Monday, December 2, 2013

A Conservative Guide to Sorting Out Wal-Mart Employees on Minimum Wage

By Roger F. Gay

Opening scene: Here we sit, confident that life would be better for the masses if liberty were to be unleashed once again. Economic opportunity would hang in the air like a thick fog to be sucked in, transformed into useful products and shipped out to clamoring consumers. There would be nothing to stop you, or anyone, from pursuing rewards in proportion to effort. A natural balance would be struck in which need and desire were met with personal investment in preparation, cleverness, and work; and we dream of the peace and prosperity it will bring.

Enter the antagonist; a Wal-Mart employee stocking shelves and retrieving shopping carts from the parking lot. He is asking the government to manipulate the market by force, to further disturb the natural balance, to arbitrarily lower the amount of personal investment required from him to meet his needs.
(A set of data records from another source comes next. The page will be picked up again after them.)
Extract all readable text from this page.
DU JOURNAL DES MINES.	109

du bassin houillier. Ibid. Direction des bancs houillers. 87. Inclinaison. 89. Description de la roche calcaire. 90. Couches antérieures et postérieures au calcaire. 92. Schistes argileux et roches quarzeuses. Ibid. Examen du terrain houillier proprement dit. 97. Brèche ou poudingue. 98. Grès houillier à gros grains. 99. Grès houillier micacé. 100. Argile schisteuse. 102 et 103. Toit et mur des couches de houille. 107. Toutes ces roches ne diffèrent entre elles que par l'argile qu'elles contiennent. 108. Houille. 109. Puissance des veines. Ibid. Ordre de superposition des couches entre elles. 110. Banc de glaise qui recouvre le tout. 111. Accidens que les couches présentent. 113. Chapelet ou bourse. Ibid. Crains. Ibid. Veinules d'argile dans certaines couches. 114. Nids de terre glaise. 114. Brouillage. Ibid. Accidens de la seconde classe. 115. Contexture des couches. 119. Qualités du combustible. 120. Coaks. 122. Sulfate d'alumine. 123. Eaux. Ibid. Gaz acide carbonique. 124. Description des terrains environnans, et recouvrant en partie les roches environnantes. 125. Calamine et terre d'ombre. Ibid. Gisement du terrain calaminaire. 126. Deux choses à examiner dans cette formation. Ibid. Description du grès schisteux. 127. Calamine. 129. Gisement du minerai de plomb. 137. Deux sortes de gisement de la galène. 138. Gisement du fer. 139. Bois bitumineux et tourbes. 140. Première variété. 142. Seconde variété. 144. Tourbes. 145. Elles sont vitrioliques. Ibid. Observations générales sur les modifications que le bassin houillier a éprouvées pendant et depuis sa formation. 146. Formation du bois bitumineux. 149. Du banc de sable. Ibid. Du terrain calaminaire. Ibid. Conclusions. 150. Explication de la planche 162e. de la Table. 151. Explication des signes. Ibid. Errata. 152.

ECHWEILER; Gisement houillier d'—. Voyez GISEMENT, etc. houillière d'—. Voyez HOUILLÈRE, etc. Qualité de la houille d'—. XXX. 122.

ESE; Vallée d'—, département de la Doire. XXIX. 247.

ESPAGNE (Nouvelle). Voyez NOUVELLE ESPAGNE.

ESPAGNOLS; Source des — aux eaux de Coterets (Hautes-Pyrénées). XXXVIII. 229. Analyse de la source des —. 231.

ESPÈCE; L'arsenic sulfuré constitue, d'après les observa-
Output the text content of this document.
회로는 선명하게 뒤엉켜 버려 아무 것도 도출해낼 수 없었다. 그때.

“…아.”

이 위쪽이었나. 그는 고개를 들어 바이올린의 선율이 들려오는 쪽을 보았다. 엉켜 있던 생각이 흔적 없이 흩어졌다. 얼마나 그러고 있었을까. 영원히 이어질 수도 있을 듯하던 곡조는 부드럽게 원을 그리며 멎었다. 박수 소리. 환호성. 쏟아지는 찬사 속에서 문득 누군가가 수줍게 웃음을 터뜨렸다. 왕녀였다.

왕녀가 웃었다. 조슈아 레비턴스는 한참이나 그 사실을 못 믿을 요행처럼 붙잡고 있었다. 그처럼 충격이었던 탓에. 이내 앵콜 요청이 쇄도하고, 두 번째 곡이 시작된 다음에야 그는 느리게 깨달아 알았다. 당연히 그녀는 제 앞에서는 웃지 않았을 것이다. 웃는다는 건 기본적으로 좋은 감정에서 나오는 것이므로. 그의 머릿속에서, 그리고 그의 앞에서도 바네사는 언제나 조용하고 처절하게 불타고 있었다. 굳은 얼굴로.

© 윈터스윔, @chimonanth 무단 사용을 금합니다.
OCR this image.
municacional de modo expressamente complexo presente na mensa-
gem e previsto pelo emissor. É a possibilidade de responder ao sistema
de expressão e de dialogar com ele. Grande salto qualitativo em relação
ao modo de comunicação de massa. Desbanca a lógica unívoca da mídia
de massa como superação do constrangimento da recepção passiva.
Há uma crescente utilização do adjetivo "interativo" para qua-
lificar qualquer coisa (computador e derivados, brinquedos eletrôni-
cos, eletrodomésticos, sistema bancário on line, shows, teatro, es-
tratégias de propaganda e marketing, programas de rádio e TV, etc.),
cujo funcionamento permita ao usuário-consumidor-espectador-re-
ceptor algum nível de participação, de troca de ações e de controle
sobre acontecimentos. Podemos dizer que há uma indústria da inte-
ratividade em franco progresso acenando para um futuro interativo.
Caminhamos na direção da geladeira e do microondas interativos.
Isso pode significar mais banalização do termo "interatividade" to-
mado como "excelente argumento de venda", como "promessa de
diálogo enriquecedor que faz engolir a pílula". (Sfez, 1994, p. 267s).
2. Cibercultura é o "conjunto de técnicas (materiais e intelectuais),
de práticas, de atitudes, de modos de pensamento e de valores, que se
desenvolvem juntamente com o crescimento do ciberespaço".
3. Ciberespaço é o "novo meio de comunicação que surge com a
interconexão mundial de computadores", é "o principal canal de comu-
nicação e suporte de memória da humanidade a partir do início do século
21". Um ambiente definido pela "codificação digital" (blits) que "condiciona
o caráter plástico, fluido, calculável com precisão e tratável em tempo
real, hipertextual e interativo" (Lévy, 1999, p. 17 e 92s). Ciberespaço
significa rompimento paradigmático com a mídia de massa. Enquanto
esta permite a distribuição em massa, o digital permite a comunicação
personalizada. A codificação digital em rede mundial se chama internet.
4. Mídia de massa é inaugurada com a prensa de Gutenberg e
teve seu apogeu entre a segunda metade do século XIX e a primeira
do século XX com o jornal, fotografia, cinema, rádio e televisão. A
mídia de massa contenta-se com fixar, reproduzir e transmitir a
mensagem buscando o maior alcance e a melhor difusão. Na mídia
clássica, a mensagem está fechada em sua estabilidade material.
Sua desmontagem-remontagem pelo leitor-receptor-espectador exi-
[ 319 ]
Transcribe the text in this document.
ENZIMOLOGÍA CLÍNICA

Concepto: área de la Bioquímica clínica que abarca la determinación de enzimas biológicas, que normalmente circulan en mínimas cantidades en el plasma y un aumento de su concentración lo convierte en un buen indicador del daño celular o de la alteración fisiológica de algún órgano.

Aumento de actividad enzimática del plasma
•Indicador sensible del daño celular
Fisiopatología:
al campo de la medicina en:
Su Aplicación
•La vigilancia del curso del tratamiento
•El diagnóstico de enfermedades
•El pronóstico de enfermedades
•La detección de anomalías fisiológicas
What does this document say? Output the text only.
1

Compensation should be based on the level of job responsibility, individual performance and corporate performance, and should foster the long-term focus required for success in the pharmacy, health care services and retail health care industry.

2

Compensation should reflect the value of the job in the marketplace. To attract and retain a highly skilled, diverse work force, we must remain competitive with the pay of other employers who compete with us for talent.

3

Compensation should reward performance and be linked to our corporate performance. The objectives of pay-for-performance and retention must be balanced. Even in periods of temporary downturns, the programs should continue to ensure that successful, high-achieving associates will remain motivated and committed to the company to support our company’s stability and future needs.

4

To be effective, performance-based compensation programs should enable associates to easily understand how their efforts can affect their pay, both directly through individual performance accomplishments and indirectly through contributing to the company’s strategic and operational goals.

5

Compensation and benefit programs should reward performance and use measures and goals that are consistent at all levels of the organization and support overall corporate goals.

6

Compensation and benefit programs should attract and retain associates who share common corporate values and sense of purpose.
Psychological dissonance sets itself to resonate between two opposing world views until our brains begin to boil and swell to the point that our heads are at risk of explosion.

A dark lord: Michael Lind has a new and very disturbing article in Salon, entitled How to beat libertarians on the economy. In it, he remains rather sociopathically distant from the pain and suffering brought on by the current economic depression. He celebrates the collapse of the economy as a call to push the ultimate far-left political agenda. He advocates for marginalization and abandonment of any structural support for small and independent business in favor of big business and abandonment of collective private union bargaining in favor of direct government control. Other competing visions on the left should concede defeat to “the central struggle of our time,” he writes, “which is, or should be, the battle between economic-rights progressivism and libertarian conservatism.”

The crisis: The army of Wal-Mart employees are falling behind on their bills. They have lived through one era of broken promises that hasn't put food on their tables. They want relief now, not another vision of a promised land. You can be sure that unionists, far-left “economics-rights progressives”, and criminal “community organizers” will be making an effort to push things their way. They will use hunger and fear as motivation for this army to engage with them in their continuing war against the legendary but dramatically weakened middle class, which they deceptively label “the rich.”

Queue the political wizard, whose most famous incantation will follow us throughout the ages, forever resolving the issue and restoring logical harmony. “It's the economy, stupid!” The Wal-Mart employee is trying to survive in the same economy we all are. Whether he is surrounded by a thick fog of opportunity or it's just another sunny Obama day with nothing more than hope and change in the air, his basic needs are still there. (The incantation is attributed to campaign strategist James Carville, but made famous by Bill Clinton speaking to opponent George H.W. Bush in a 1992 presidential debate.)

Quest for the secret key: Statistics used in Lind's argument are presented in an opposing discussion at The Economic Collapse Blog. Particularly frightening is the drop in the percentage of self-employed people between 1950 and the present, with the number of self-employed in decline since the beginning of Obama's reign. This vital engine of economic growth and stability has been under attack through various forms and for a variety of reasons from both right and left for decades. We are still very much living in the shadow of the big bang burst of the so-called “tech bubble” that resulted from conscious manipulation to concentrate business activity in large companies and devastate the independent entrepreneurial community. (My article on that is half done. Meanwhile, Bill Gates and the Political Class push on toward world domination.)

The final battle between good and evil: It's the classic war between a “Land of Opportunity” and being “equally poor”; being able to move forward or being forced to spend the rest of your life in a minimum wage job, beaten back at every turn, working endlessly and hopelessly to pay the health insurance bill and all those taxes. What conservatives need to be aware of is that Wal-Mart employees are not our natural enemies. They're just people who are hungry now. And this final battle is obviously a big one. The government is in the hands of the evil dark lords. They currently control the game. We need a bigger army. We should be gathering the Wal-Mart soldiers to fight on the side of good; not as if it's for us (easily manipulated to against “them”) and mere pride in our ideological orientation, but for themselves and their children who will also be working at Wal-Mart minimum wage for their entire lives if this battle is lost.